Movie Review: The Brain That Wouldn’t Die

Movie Review: The Brain That Wouldn't Die

The Brain That Wouldn’t Die (also known as The Head That Wouldn’t Die) is a 1962 American science-fiction/horror film directed by Joseph Green and written by Green and Rex Carlton.The film was completed in 1959 under the working title The Black Door but was not released until May 3, 1962, when it was renamed.The main plot focuses upon a mad doctor who develops a means to keep human body parts alive. He must eventually use his discovery on someone close to him, and chaos ensues.

Dr. Bill Cortner (Jason Evers) saves a patient pronounced dead, but the senior surgeon, Cortner’s father (Bruce Brighton) condemns his son’s unorthodox methods and transplant theories.

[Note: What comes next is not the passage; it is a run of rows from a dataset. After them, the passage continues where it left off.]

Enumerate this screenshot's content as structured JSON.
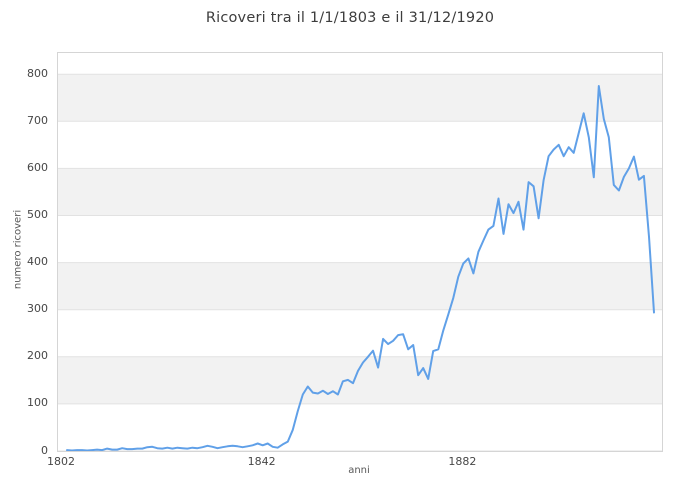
{
  "page": {
    "background": "#ffffff"
  },
  "chart": {
    "colors": {
      "line": "#60a0e8",
      "band": "#f2f2f2",
      "grid": "#e2e2e2",
      "border": "#d5d5d5",
      "title_text": "#3d3d3d",
      "tick_text": "#474747",
      "axis_label_text": "#585858"
    }
  },
  "chart_data": {
    "type": "line",
    "title": "Ricoveri tra il 1/1/1803 e il 31/12/1920",
    "xlabel": "anni",
    "ylabel": "numero ricoveri",
    "x_ticks": [
      1802,
      1842,
      1882
    ],
    "y_ticks": [
      0,
      100,
      200,
      300,
      400,
      500,
      600,
      700,
      800
    ],
    "xlim": [
      1801.2,
      1921.6
    ],
    "ylim": [
      0,
      845
    ],
    "legend": "none",
    "grid": "horizontal gridlines every 100, alternating white/gray bands between them",
    "series": [
      {
        "name": "numero ricoveri per anno",
        "x": [
          1803,
          1804,
          1805,
          1806,
          1807,
          1808,
          1809,
          1810,
          1811,
          1812,
          1813,
          1814,
          1815,
          1816,
          1817,
          1818,
          1819,
          1820,
          1821,
          1822,
          1823,
          1824,
          1825,
          1826,
          1827,
          1828,
          1829,
          1830,
          1831,
          1832,
          1833,
          1834,
          1835,
          1836,
          1837,
          1838,
          1839,
          1840,
          1841,
          1842,
          1843,
          1844,
          1845,
          1846,
          1847,
          1848,
          1849,
          1850,
          1851,
          1852,
          1853,
          1854,
          1855,
          1856,
          1857,
          1858,
          1859,
          1860,
          1861,
          1862,
          1863,
          1864,
          1865,
          1866,
          1867,
          1868,
          1869,
          1870,
          1871,
          1872,
          1873,
          1874,
          1875,
          1876,
          1877,
          1878,
          1879,
          1880,
          1881,
          1882,
          1883,
          1884,
          1885,
          1886,
          1887,
          1888,
          1889,
          1890,
          1891,
          1892,
          1893,
          1894,
          1895,
          1896,
          1897,
          1898,
          1899,
          1900,
          1901,
          1902,
          1903,
          1904,
          1905,
          1906,
          1907,
          1908,
          1909,
          1910,
          1911,
          1912,
          1913,
          1914,
          1915,
          1916,
          1917,
          1918,
          1919,
          1920
        ],
        "y": [
          2,
          1,
          2,
          2,
          1,
          2,
          3,
          2,
          5,
          3,
          3,
          6,
          4,
          4,
          5,
          5,
          8,
          9,
          6,
          5,
          7,
          5,
          7,
          6,
          5,
          7,
          6,
          8,
          11,
          9,
          6,
          8,
          10,
          11,
          10,
          8,
          10,
          12,
          16,
          12,
          16,
          9,
          7,
          14,
          20,
          45,
          85,
          120,
          137,
          124,
          122,
          128,
          121,
          127,
          120,
          148,
          151,
          144,
          170,
          188,
          200,
          213,
          177,
          238,
          227,
          234,
          246,
          248,
          216,
          225,
          161,
          176,
          153,
          212,
          216,
          256,
          290,
          325,
          370,
          398,
          409,
          377,
          423,
          447,
          470,
          478,
          536,
          461,
          524,
          505,
          529,
          470,
          571,
          562,
          494,
          575,
          626,
          640,
          650,
          626,
          645,
          633,
          675,
          717,
          666,
          581,
          775,
          705,
          666,
          565,
          553,
          582,
          600,
          625,
          576,
          584,
          455,
          294
        ]
      }
    ]
  }
}
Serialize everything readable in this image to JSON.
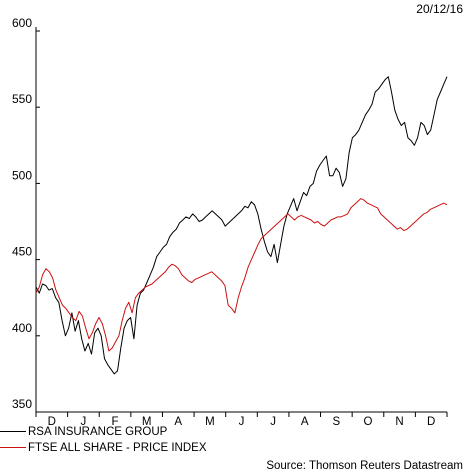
{
  "date_stamp": "20/12/16",
  "source": "Source: Thomson Reuters Datastream",
  "chart_data": {
    "type": "line",
    "ylim": [
      350,
      600
    ],
    "y_ticks": [
      350,
      400,
      450,
      500,
      550,
      600
    ],
    "x_tick_labels": [
      "D",
      "J",
      "F",
      "M",
      "A",
      "M",
      "J",
      "J",
      "A",
      "S",
      "O",
      "N",
      "D"
    ],
    "grid": false,
    "legend_placement": "bottom-left",
    "series": [
      {
        "name": "RSA INSURANCE GROUP",
        "color": "#000000",
        "values": [
          432,
          428,
          434,
          433,
          430,
          431,
          425,
          422,
          410,
          400,
          405,
          415,
          403,
          410,
          398,
          390,
          395,
          388,
          402,
          405,
          400,
          385,
          381,
          378,
          375,
          377,
          392,
          405,
          410,
          412,
          398,
          420,
          428,
          430,
          435,
          440,
          445,
          452,
          455,
          458,
          460,
          465,
          468,
          470,
          474,
          476,
          478,
          477,
          480,
          478,
          475,
          476,
          478,
          480,
          482,
          480,
          478,
          476,
          472,
          474,
          476,
          478,
          480,
          482,
          485,
          484,
          488,
          486,
          480,
          470,
          462,
          455,
          452,
          460,
          448,
          460,
          472,
          480,
          485,
          490,
          482,
          488,
          494,
          492,
          498,
          500,
          508,
          512,
          515,
          518,
          505,
          505,
          510,
          507,
          498,
          503,
          520,
          530,
          532,
          535,
          540,
          545,
          548,
          552,
          560,
          562,
          565,
          568,
          570,
          560,
          548,
          542,
          538,
          540,
          530,
          528,
          525,
          530,
          540,
          538,
          532,
          535,
          545,
          555,
          560,
          565,
          570
        ]
      },
      {
        "name": "FTSE ALL SHARE - PRICE INDEX",
        "color": "#cc1111",
        "values": [
          428,
          432,
          440,
          444,
          442,
          438,
          430,
          425,
          420,
          418,
          415,
          412,
          410,
          416,
          413,
          405,
          398,
          402,
          408,
          412,
          408,
          400,
          390,
          392,
          396,
          400,
          410,
          418,
          422,
          415,
          425,
          428,
          430,
          432,
          433,
          434,
          436,
          438,
          440,
          442,
          445,
          447,
          446,
          444,
          440,
          438,
          436,
          435,
          437,
          438,
          439,
          440,
          441,
          442,
          440,
          438,
          436,
          433,
          420,
          418,
          415,
          425,
          432,
          438,
          445,
          450,
          455,
          460,
          464,
          466,
          468,
          470,
          472,
          474,
          476,
          478,
          480,
          478,
          476,
          478,
          479,
          478,
          477,
          476,
          474,
          475,
          473,
          472,
          474,
          476,
          477,
          478,
          478,
          479,
          480,
          484,
          486,
          488,
          490,
          489,
          487,
          486,
          485,
          484,
          480,
          478,
          476,
          474,
          472,
          470,
          471,
          469,
          470,
          472,
          474,
          476,
          478,
          480,
          481,
          483,
          484,
          485,
          486,
          487,
          486
        ]
      }
    ]
  }
}
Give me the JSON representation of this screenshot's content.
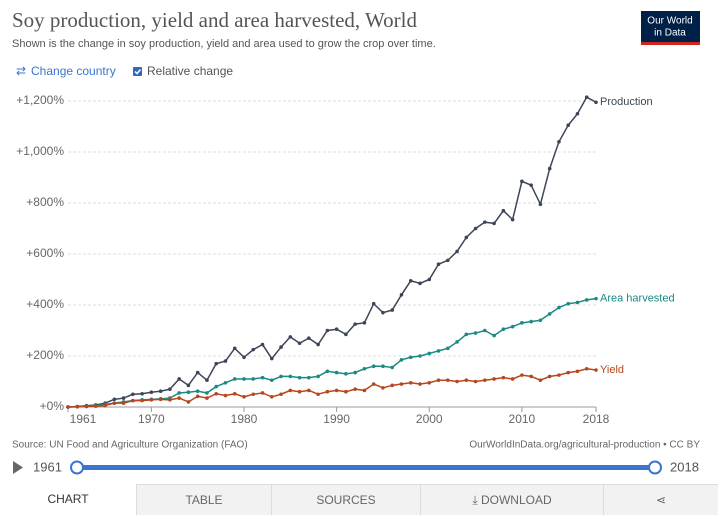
{
  "chart_data": {
    "type": "line",
    "title": "Soy production, yield and area harvested, World",
    "subtitle": "Shown is the change in soy production, yield and area used to grow the crop over time.",
    "source": "Source: UN Food and Agriculture Organization (FAO)",
    "url": "OurWorldInData.org/agricultural-production • CC BY",
    "logo": [
      "Our World",
      "in Data"
    ],
    "x": [
      1961,
      1962,
      1963,
      1964,
      1965,
      1966,
      1967,
      1968,
      1969,
      1970,
      1971,
      1972,
      1973,
      1974,
      1975,
      1976,
      1977,
      1978,
      1979,
      1980,
      1981,
      1982,
      1983,
      1984,
      1985,
      1986,
      1987,
      1988,
      1989,
      1990,
      1991,
      1992,
      1993,
      1994,
      1995,
      1996,
      1997,
      1998,
      1999,
      2000,
      2001,
      2002,
      2003,
      2004,
      2005,
      2006,
      2007,
      2008,
      2009,
      2010,
      2011,
      2012,
      2013,
      2014,
      2015,
      2016,
      2017,
      2018
    ],
    "series": [
      {
        "name": "Production",
        "color": "#3d4558",
        "values": [
          0,
          2,
          5,
          8,
          15,
          30,
          35,
          50,
          52,
          58,
          62,
          70,
          110,
          85,
          135,
          105,
          170,
          180,
          230,
          195,
          225,
          245,
          190,
          235,
          275,
          250,
          270,
          245,
          300,
          305,
          285,
          325,
          330,
          405,
          370,
          380,
          440,
          495,
          485,
          500,
          560,
          575,
          610,
          665,
          700,
          725,
          720,
          770,
          735,
          885,
          870,
          795,
          935,
          1040,
          1105,
          1150,
          1215,
          1195
        ]
      },
      {
        "name": "Area harvested",
        "color": "#1a8a83",
        "values": [
          0,
          1,
          3,
          5,
          10,
          15,
          20,
          25,
          28,
          30,
          32,
          35,
          55,
          58,
          62,
          55,
          80,
          95,
          110,
          110,
          110,
          115,
          105,
          120,
          120,
          115,
          115,
          120,
          140,
          135,
          130,
          135,
          150,
          160,
          160,
          155,
          185,
          195,
          200,
          210,
          220,
          230,
          255,
          285,
          290,
          300,
          280,
          305,
          315,
          330,
          335,
          340,
          365,
          390,
          405,
          410,
          420,
          425
        ]
      },
      {
        "name": "Yield",
        "color": "#b6461e",
        "values": [
          0,
          1,
          2,
          3,
          6,
          15,
          15,
          25,
          25,
          28,
          30,
          28,
          35,
          20,
          42,
          35,
          52,
          45,
          52,
          40,
          50,
          55,
          40,
          50,
          65,
          60,
          65,
          50,
          60,
          65,
          60,
          70,
          65,
          90,
          75,
          85,
          90,
          95,
          90,
          95,
          105,
          105,
          100,
          105,
          100,
          105,
          110,
          115,
          110,
          125,
          120,
          105,
          120,
          125,
          135,
          140,
          150,
          145
        ]
      }
    ],
    "xlim": [
      1961,
      2018
    ],
    "xticks": [
      1961,
      1970,
      1980,
      1990,
      2000,
      2010,
      2018
    ],
    "ylim": [
      0,
      1200
    ],
    "yticks": [
      {
        "value": 0,
        "label": "+0%"
      },
      {
        "value": 200,
        "label": "+200%"
      },
      {
        "value": 400,
        "label": "+400%"
      },
      {
        "value": 600,
        "label": "+600%"
      },
      {
        "value": 800,
        "label": "+800%"
      },
      {
        "value": 1000,
        "label": "+1,000%"
      },
      {
        "value": 1200,
        "label": "+1,200%"
      }
    ],
    "grid": true
  },
  "ui": {
    "change_country": "Change country",
    "relative_change": "Relative change",
    "timeline": {
      "start": "1961",
      "end": "2018"
    },
    "tabs": [
      "CHART",
      "TABLE",
      "SOURCES",
      "DOWNLOAD"
    ]
  }
}
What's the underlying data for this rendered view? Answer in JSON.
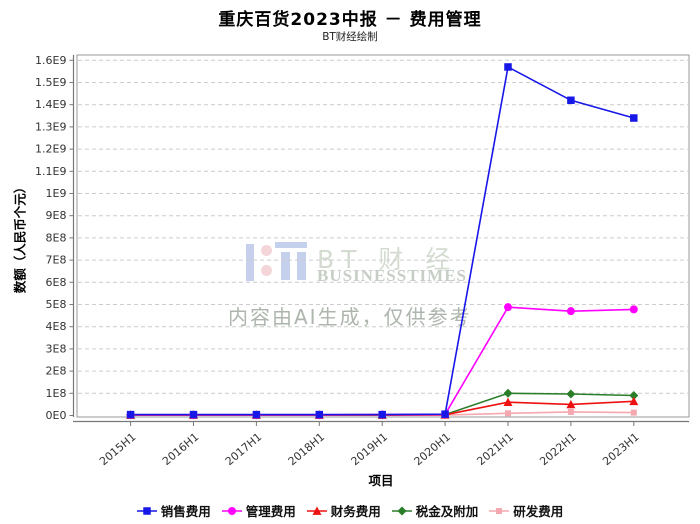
{
  "title": "重庆百货2023中报 － 费用管理",
  "subtitle": "BT财经绘制",
  "watermark": {
    "brand": "BT 财 经",
    "brand_sub": "BUSINESSTIMES",
    "notice": "内容由AI生成，仅供参考",
    "logo_blue": "#bcc8ea",
    "logo_pink": "#f3cfd3"
  },
  "chart_data": {
    "type": "line",
    "title": "重庆百货2023中报 － 费用管理",
    "subtitle": "BT财经绘制",
    "xlabel": "项目",
    "ylabel": "数额（人民币个元）",
    "categories": [
      "2015H1",
      "2016H1",
      "2017H1",
      "2018H1",
      "2019H1",
      "2020H1",
      "2021H1",
      "2022H1",
      "2023H1"
    ],
    "y_ticks": [
      "0E0",
      "1E8",
      "2E8",
      "3E8",
      "4E8",
      "5E8",
      "6E8",
      "7E8",
      "8E8",
      "9E8",
      "1E9",
      "1.1E9",
      "1.2E9",
      "1.3E9",
      "1.4E9",
      "1.5E9",
      "1.6E9"
    ],
    "ylim": [
      0,
      1600000000
    ],
    "grid": true,
    "legend_position": "bottom",
    "series": [
      {
        "id": "sales",
        "name": "销售费用",
        "color": "#1717e8",
        "marker": "square",
        "size": 7.5,
        "values": [
          4000000,
          4000000,
          4000000,
          4000000,
          4000000,
          6000000,
          1570000000,
          1420000000,
          1340000000
        ]
      },
      {
        "id": "admin",
        "name": "管理费用",
        "color": "#ff00ff",
        "marker": "circle",
        "size": 8,
        "values": [
          3000000,
          3000000,
          3000000,
          3000000,
          4000000,
          5000000,
          488000000,
          470000000,
          478000000
        ]
      },
      {
        "id": "finance",
        "name": "财务费用",
        "color": "#ee1111",
        "marker": "triangle",
        "size": 9,
        "values": [
          2000000,
          2000000,
          2000000,
          2000000,
          2000000,
          3000000,
          60000000,
          50000000,
          64000000
        ]
      },
      {
        "id": "tax",
        "name": "税金及附加",
        "color": "#2a7e2a",
        "marker": "diamond",
        "size": 9,
        "values": [
          3000000,
          3000000,
          3000000,
          3000000,
          3000000,
          4000000,
          100000000,
          97000000,
          90000000
        ]
      },
      {
        "id": "rd",
        "name": "研发费用",
        "color": "#f5a8b0",
        "marker": "square",
        "size": 6,
        "values": [
          null,
          null,
          null,
          null,
          1000000,
          2000000,
          10000000,
          16000000,
          13000000
        ]
      }
    ]
  }
}
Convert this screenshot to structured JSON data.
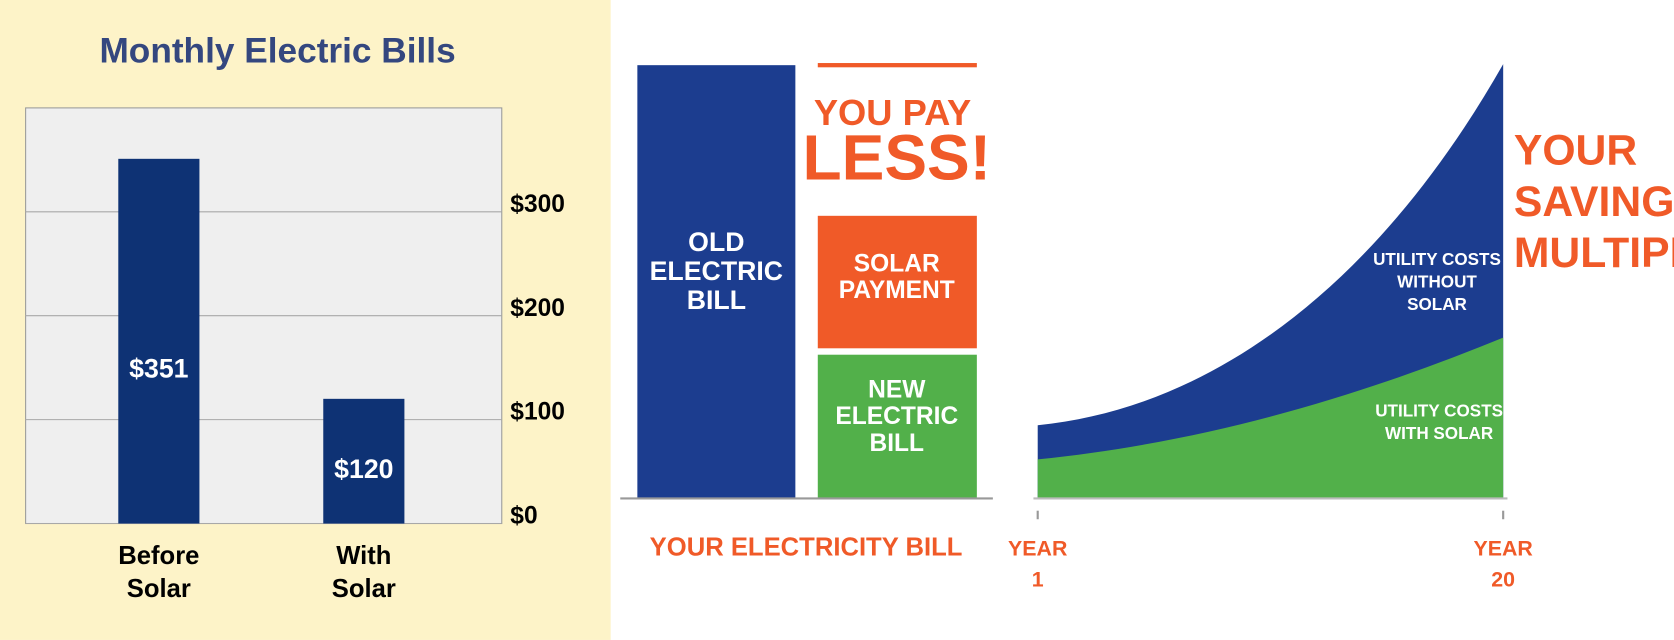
{
  "chart_data": {
    "type": "bar",
    "title": "Monthly Electric Bills",
    "categories": [
      "Before Solar",
      "With Solar"
    ],
    "values": [
      351,
      120
    ],
    "value_labels": [
      "$351",
      "$120"
    ],
    "color": "#0e3274",
    "ylim": [
      0,
      400
    ],
    "yticks": [
      {
        "value": 0,
        "label": "$0"
      },
      {
        "value": 100,
        "label": "$100"
      },
      {
        "value": 200,
        "label": "$200"
      },
      {
        "value": 300,
        "label": "$300"
      }
    ],
    "grid": true,
    "y_axis_side": "right"
  },
  "infographic": {
    "bill_panel": {
      "headline": [
        "YOU PAY",
        "LESS!"
      ],
      "old_bill": "OLD ELECTRIC BILL",
      "solar_payment": "SOLAR PAYMENT",
      "new_bill": "NEW ELECTRIC BILL",
      "caption": "YOUR ELECTRICITY BILL"
    },
    "savings_panel": {
      "headline": "YOUR SAVINGS MULTIPLY",
      "without_solar": "UTILITY COSTS WITHOUT SOLAR",
      "with_solar": "UTILITY COSTS WITH SOLAR",
      "start_label": "YEAR 1",
      "end_label": "YEAR 20"
    }
  }
}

Driving to his family’s country house, Cortner and his beautiful fiancée Jan Compton (Virginia Leith), suffer a fiery car accident that decapitates Jan. Cortner recovers her severed head and rushes to his country house basement laboratory. He and his crippled assistant Kurt (Leslie Daniels) revive the head in a liquid-filled tray.

Cortner decides to murder to obtain a body for Jan. He hunts for a suitable specimen at a burlesque nightclub, on the streets, and at a beauty contest. Jan hates Cortner because he won’t let her die. She begins communicating telepathically with a hideous mutant, an experiment gone wrong, locked in a laboratory cell. When Kurt leaves a hatch in the cell door unlocked, the monster grabs and tears off Kurt’s arm. Kurt dies.

Cortner lures an old girlfriend, figure model Doris Powell (Adele Lamont), to his house, promising to study her scarred face for plastic surgery. He drugs her and carries her to the laboratory. Jan protests Cortner’s plan to transplant her head onto Doris’s body. He tapes Jan’s mouth shut.

When Cortner goes to quiet the monster, it grabs Cortner through the hatch and breaks the door from its hinges. Their struggles set the laboratory ablaze. The monster (Eddie Carmel), a seven-foot giant with a horribly deformed head (presumably the result of various failed transplants and/or other surgeries), bites a chunk from Cortner’s neck (a scene often cut from television broadcasts). Cortner dies, and the monster carries the unconscious Doris to safety. As the lab goes up in flames, Jan says, “I told you to let me die.” The screen goes black, followed by a maniacal cackle.